Enquanto alguns veem na descriminalização uma forma de promover a liberdade individual e redirecionar recursos para questões mais urgentes, outros expressam preocupações sobre possíveis impactos na saúde pública e no controle das atividades ilícitas relacionadas ao tráfico. Neste contexto complexo, a questão sobre a legalização do porte de maconha continua a dividir opiniões e a desafiar as bases das políticas de drogas vigentes.
O ministro do Supremo Tribunal Federal (STF) Alexandre de Moraes votou a favor da descriminalização, estabelecendo um placar de 4 votos a 0. O ministro indicou uma quantidade para não ser abordado como crime, “Será presumido como usuário aquele que adquirir, guardar, tiver em depósito ou trazer consigo de 25 a 60 gramas de maconha, ou seis plantas fêmeas.
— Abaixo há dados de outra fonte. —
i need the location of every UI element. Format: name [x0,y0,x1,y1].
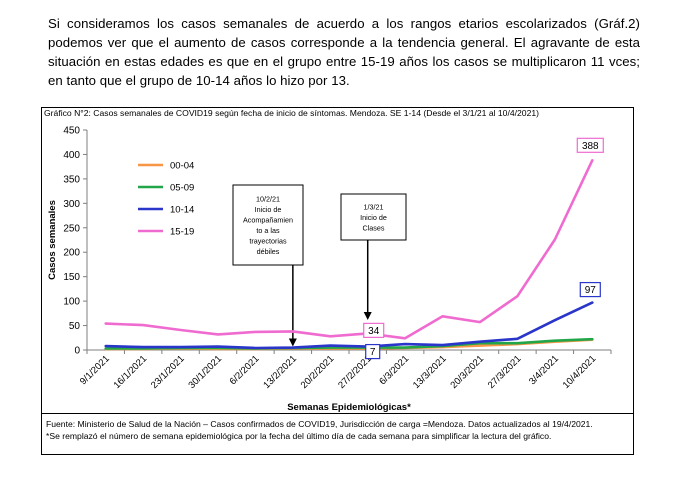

Em 2015, os ministros, Luís Roberto Barroso e Edson Fachin se manifestaram a favor da descriminalização da posse de maconha para uso pessoal, porém, em 2023, logo após o voto de Moraes, o julgamento foi suspenso pelo relator, ministro Gilmar Mendes.
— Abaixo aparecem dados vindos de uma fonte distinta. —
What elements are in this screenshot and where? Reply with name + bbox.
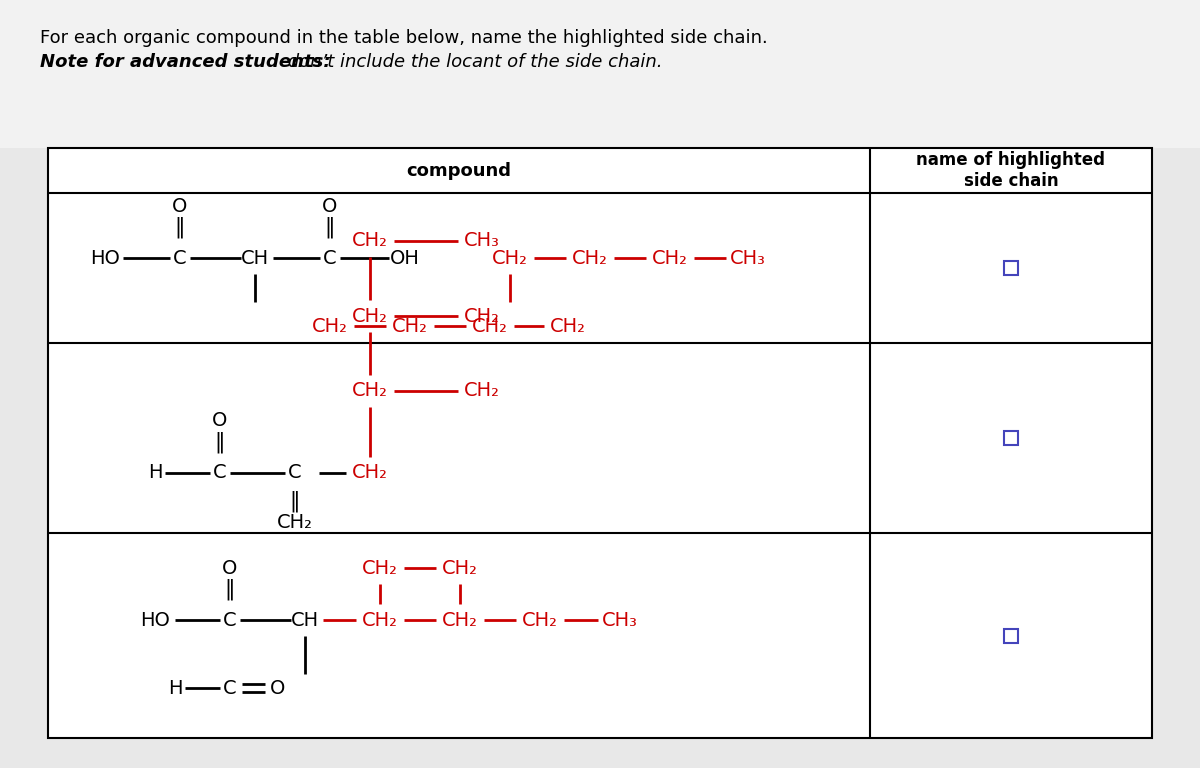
Text: C: C xyxy=(223,678,236,697)
Text: ‖: ‖ xyxy=(325,217,335,238)
Text: C: C xyxy=(288,464,302,482)
Text: CH₂: CH₂ xyxy=(352,382,388,400)
Text: CH₂: CH₂ xyxy=(464,382,500,400)
Text: CH₂: CH₂ xyxy=(352,306,388,326)
Text: ‖: ‖ xyxy=(215,432,226,453)
Text: C: C xyxy=(173,249,187,267)
Text: C: C xyxy=(323,249,337,267)
Text: CH₂: CH₂ xyxy=(362,558,398,578)
Text: CH₂: CH₂ xyxy=(652,249,688,267)
Text: OH: OH xyxy=(390,249,420,267)
Text: CH₂: CH₂ xyxy=(352,464,388,482)
Text: don’t include the locant of the side chain.: don’t include the locant of the side cha… xyxy=(282,53,662,71)
Text: CH₂: CH₂ xyxy=(464,306,500,326)
Text: ‖: ‖ xyxy=(175,217,185,238)
Text: C: C xyxy=(214,464,227,482)
Bar xyxy=(1004,629,1018,643)
Text: ‖: ‖ xyxy=(289,490,300,511)
Text: O: O xyxy=(173,197,187,216)
Text: H: H xyxy=(168,678,182,697)
Text: CH₂: CH₂ xyxy=(472,316,508,336)
Text: O: O xyxy=(212,412,228,431)
Text: Note for advanced students:: Note for advanced students: xyxy=(40,53,331,71)
Text: CH₂: CH₂ xyxy=(492,249,528,267)
Text: H: H xyxy=(148,464,162,482)
Bar xyxy=(48,148,1152,738)
Text: name of highlighted
side chain: name of highlighted side chain xyxy=(917,151,1105,190)
Text: CH₂: CH₂ xyxy=(572,249,608,267)
Text: CH₂: CH₂ xyxy=(392,316,428,336)
Text: O: O xyxy=(222,558,238,578)
Bar xyxy=(0,0,1200,148)
Text: CH: CH xyxy=(241,249,269,267)
Text: CH₂: CH₂ xyxy=(442,558,478,578)
Bar xyxy=(1004,431,1018,445)
Text: CH₂: CH₂ xyxy=(442,611,478,630)
Text: O: O xyxy=(323,197,337,216)
Text: CH₂: CH₂ xyxy=(550,316,586,336)
Text: O: O xyxy=(270,678,286,697)
Text: CH₂: CH₂ xyxy=(277,514,313,532)
Text: CH₂: CH₂ xyxy=(312,316,348,336)
Text: CH: CH xyxy=(290,611,319,630)
Bar xyxy=(1004,261,1018,275)
Text: CH₃: CH₃ xyxy=(464,231,500,250)
Text: C: C xyxy=(223,611,236,630)
Text: CH₃: CH₃ xyxy=(602,611,638,630)
Text: HO: HO xyxy=(140,611,170,630)
Text: For each organic compound in the table below, name the highlighted side chain.: For each organic compound in the table b… xyxy=(40,29,768,47)
Text: HO: HO xyxy=(90,249,120,267)
Text: CH₂: CH₂ xyxy=(522,611,558,630)
Text: CH₂: CH₂ xyxy=(362,611,398,630)
Text: CH₂: CH₂ xyxy=(352,231,388,250)
Text: ‖: ‖ xyxy=(224,578,235,600)
Text: compound: compound xyxy=(407,161,511,180)
Text: CH₃: CH₃ xyxy=(730,249,766,267)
O debate principal do momento em relação a isso é quais critérios objetivos serão usados para descriminar usuários e traficantes. Lembrando que a discussão atual é sobre a descriminalização do porte e não do uso. Esse ponto tem preocupado populares em relação a essa decisão, visto que algumas pessoas enxergam nessa “autorização” uma porta para jovens e adolescentes caírem nas drogas.